Shortly before 4:15pm PDT/SLT last Friday (May 6th, 2016), the primary node for one of the central databases that drive Second Life crashed. The database node that crashed holds some of the most core data to Second Life, and a whole lot of things stop working when it’s inaccessible, as a lot of Residents saw.
When the primary node in this database is offline we turn off a bunch of services, so that we can bring the grid back up in a controlled manner by turning them back on one at a time.
My team quickly sprung into action, and we were able to promote one of the replica nodes up the chain to replace the primary node that had crashed. All services were fully restored and turned back on in just under an hour.
One additional (and totally unexpected) problem that came up is that for the first part of the outage, our status blog was inaccessible. Our support team uses our status blog to inform Residents of what’s going on when there are problems, and the amount of traffic it receives during an outage is pretty impressive!
A few weeks ago we moved our status blog to new servers. It can be really hard to tune a system for something like a status blog, because the traffic will go from its normal amount to many, many times that very suddenly. We see we now have some additional tuning we need to do with the status blog now that it’s in its new home. (Don’t forget that you can also follow us on Twitter at @SLGridStatus.
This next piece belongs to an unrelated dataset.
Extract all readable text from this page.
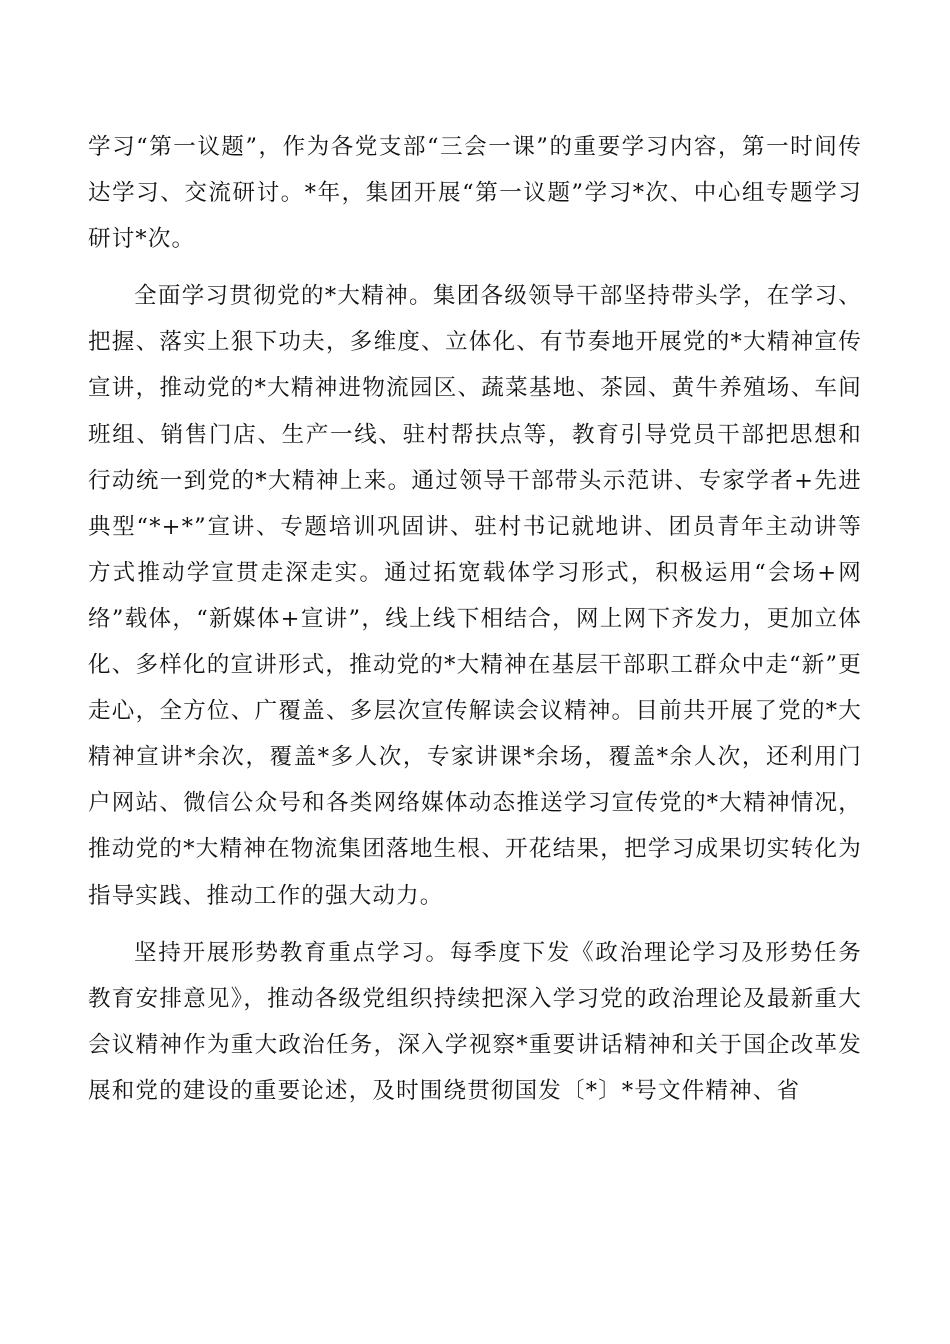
学习“第一议题”，作为各党支部“三会一课”的重要学习内容，第一时间传达学习、交流研讨。*年，集团开展“第一议题”学习*次、中心组专题学习研讨*次。

全面学习贯彻党的*大精神。集团各级领导干部坚持带头学，在学习、把握、落实上狠下功夫，多维度、立体化、有节奏地开展党的*大精神宣传宣讲，推动党的*大精神进物流园区、蔬菜基地、茶园、黄牛养殖场、车间班组、销售门店、生产一线、驻村帮扶点等，教育引导党员干部把思想和行动统一到党的*大精神上来。通过领导干部带头示范讲、专家学者+先进典型“*+*”宣讲、专题培训巩固讲、驻村书记就地讲、团员青年主动讲等方式推动学宣贯走深走实。通过拓宽载体学习形式，积极运用“会场+网络”载体，“新媒体+宣讲”，线上线下相结合，网上网下齐发力，更加立体化、多样化的宣讲形式，推动党的*大精神在基层干部职工群众中走“新”更走心，全方位、广覆盖、多层次宣传解读会议精神。目前共开展了党的*大精神宣讲*余次，覆盖*多人次，专家讲课*余场，覆盖*余人次，还利用门户网站、微信公众号和各类网络媒体动态推送学习宣传党的*大精神情况，推动党的*大精神在物流集团落地生根、开花结果，把学习成果切实转化为指导实践、推动工作的强大动力。

坚持开展形势教育重点学习。每季度下发《政治理论学习及形势任务教育安排意见》，推动各级党组织持续把深入学习党的政治理论及最新重大会议精神作为重大政治任务，深入学视察*重要讲话精神和关于国企改革发展和党的建设的重要论述，及时围绕贯彻国发〔*〕*号文件精神、省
It’s really handy when the status blog in inaccessible!)
As Landon Linden wrote a year ago, being around my team during an outage is like watching “a ballet in a war zone.” We work hard to restore Second Life services the moment they break, and this outage was no exception. It can be pretty crazy at times!
We’re really sorry for the unexpected downtime late last week. There’s a lot of fun things that happen inworld on Friday night, and the last thing we want is for technical issues to get in the way.